In this episode, I read the essay — a thing I don’t always do — and then talked about some of the issues we are all grappling with — what has happened that we’ve gotten to a place where something like this could occur? Why is it that such an alarming percentage of men is dehumanizing women this way? How do we get more of the good men to be part of this conversation in an active way? Ultimately, how do we change things — because this is not sustainable or okay.

If you want to skip the essay part because you’ve read it, you can jump to minute 36. If you haven’t read the comments under the essay, I would really encourage you to do that — there are so many women sharing their own stories and perspectives, and so many men who genuinely want to help. In almost 200 comments, there is only one mansplainer, and I feel pretty certain he used AI to help him write his response —which is so on-brand if you wrote it into a TV script, you’d get a note back that it was too “on the nose.”

There are a lot of stories right now that are difficult to process. My heart is absolutely shattered for the Elkins/Pugh families in Shreveport, Louisiana. My heart is also broken for the children of Cerina and Justin Fairfax, who now have to live without both of their parents, because their father killed their mother and then himself, while the kids were in the house. Their sixteen-year-old son made the 911 call. In both cases, the wives had asked for a divorce. It is worth noting the most dangerous time for women in domestic violence situations is the time period right after they try to leave.
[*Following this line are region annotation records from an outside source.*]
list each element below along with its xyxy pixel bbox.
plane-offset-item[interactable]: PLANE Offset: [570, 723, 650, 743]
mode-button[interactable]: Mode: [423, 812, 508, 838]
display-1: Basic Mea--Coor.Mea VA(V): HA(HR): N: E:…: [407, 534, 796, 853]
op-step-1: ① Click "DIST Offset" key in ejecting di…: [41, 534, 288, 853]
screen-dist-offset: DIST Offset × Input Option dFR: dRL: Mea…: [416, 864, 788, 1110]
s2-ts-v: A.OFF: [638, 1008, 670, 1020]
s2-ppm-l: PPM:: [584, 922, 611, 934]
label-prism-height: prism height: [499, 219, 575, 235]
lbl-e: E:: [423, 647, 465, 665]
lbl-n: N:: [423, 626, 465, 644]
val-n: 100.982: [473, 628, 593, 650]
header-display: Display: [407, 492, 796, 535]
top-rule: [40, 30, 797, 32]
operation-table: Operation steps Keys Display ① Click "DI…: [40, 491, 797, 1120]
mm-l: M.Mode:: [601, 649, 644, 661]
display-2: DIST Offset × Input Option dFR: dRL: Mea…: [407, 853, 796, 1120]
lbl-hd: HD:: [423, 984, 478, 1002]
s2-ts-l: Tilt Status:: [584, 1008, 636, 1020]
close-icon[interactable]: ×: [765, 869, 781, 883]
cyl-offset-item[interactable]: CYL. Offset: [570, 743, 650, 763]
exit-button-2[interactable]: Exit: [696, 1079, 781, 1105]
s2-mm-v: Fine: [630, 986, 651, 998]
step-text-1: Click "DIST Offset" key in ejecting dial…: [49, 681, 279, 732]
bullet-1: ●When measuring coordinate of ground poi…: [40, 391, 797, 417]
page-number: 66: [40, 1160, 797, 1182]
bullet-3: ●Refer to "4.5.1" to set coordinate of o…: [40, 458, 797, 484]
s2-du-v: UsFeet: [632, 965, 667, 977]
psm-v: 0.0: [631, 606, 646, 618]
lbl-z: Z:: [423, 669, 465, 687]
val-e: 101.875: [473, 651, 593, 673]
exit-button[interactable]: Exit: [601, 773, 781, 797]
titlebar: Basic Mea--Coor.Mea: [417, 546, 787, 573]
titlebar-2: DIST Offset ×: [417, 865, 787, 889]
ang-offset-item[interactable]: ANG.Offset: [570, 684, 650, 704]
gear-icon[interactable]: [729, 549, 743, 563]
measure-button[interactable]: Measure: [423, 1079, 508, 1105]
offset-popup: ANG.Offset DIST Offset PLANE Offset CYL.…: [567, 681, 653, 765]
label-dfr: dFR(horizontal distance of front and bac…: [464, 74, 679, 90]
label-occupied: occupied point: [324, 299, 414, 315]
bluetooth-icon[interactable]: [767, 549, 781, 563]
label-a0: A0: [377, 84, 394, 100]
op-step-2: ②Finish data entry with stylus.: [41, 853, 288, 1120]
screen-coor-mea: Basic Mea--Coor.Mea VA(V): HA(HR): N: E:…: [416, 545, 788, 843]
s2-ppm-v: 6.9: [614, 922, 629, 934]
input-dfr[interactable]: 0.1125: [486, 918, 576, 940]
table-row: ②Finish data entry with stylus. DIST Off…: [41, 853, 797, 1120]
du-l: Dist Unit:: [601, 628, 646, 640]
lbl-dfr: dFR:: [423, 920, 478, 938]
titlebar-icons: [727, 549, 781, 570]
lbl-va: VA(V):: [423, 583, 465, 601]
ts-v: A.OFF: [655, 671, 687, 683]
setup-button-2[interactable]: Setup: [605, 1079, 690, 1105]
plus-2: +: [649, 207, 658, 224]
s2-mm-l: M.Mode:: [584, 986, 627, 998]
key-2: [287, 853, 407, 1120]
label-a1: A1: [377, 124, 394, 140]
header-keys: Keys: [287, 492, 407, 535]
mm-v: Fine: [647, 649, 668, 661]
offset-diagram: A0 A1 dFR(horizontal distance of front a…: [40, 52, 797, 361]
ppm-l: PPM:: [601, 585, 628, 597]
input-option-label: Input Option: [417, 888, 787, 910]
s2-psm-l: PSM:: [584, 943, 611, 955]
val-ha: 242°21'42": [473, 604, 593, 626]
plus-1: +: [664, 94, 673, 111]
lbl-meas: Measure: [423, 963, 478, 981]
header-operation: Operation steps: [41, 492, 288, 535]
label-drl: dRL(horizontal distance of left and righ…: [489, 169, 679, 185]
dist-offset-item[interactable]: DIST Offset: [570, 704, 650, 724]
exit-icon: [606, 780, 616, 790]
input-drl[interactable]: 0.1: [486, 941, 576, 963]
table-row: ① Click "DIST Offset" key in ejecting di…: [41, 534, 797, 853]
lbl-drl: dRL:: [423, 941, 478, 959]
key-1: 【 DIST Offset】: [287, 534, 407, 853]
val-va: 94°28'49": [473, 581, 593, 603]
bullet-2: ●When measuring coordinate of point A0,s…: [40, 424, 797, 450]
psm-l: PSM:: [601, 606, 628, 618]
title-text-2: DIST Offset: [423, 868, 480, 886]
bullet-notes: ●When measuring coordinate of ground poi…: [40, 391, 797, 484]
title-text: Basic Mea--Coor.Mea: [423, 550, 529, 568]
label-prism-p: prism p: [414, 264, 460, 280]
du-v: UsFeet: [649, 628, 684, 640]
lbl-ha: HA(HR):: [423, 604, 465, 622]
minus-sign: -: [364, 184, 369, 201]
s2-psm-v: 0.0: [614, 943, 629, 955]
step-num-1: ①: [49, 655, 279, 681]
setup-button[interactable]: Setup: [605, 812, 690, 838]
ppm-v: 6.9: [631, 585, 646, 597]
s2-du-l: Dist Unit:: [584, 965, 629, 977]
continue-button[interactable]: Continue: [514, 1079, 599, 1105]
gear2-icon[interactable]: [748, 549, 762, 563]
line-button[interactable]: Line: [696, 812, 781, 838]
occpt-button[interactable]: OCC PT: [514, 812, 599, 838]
There were some who misread the CNN report about the Rape Academy and the 62 million views, and thought that meant there were 62 million men who watched. It could be there were 31 million men who visited twice a day. It could be they went to the site to watch other content, and only some percentage watched the unconscious wives who had no idea they were being raped and filmed.

However many men, it was is too many. If there were 70 men in the South of France in the Pelicot case, and there are women in the U.K. and Canada and Poland and the U.S. whose husbands are doing this, I think we need to assume it’s happening everywhere. There are multiple sites hosting this content, not just the one. There is a chat room for men who want to learn how to do this to their own wives. Trying to make this conversation about math right now is not the move — unless you want to out yourself as a man who genuinely doesn’t care, and likes things the way they are. I am happy and thankful to say there aren’t any men like that in the comments section, or anywhere in my life. Nor will there be.

I am hopeful that men who have been saying “not all men” will take this opportunity to start having conversations with the boys and men in their own lives, and to reflect on how they feel about women, genuinely. We have a systemic problem. If you aren’t clear on that, please educate yourself about rape cases in the U.S. generally. Please educate yourself about custody rulings when there has been abuse and a mother asks for supervised visitation. Please educate yourself about marital rape laws, because while marital rape is illegal in all 50 states, in 30 of those states, there are loopholes. As in today, right now.

When more than half the population in a society is being devalued, disrespected, demeaned, degraded or abused, that society is in jeopardy. There is no “male loneliness epidemic” but there is a male violence epidemic that needs to be talked about, understood, and rooted out — and we definitely need the good men in this conversation, talking to the men and boys in their sphere of influence.

We don’t need you to save us, we aren’t damsels and I think every one of us can look around and see this isn’t a fairytale. Even a Grimm fairytale is less dark and twisted than whatever this is. But we do need and want you to get involved. We all deserve a better story.

Sending love to all, old friends and new.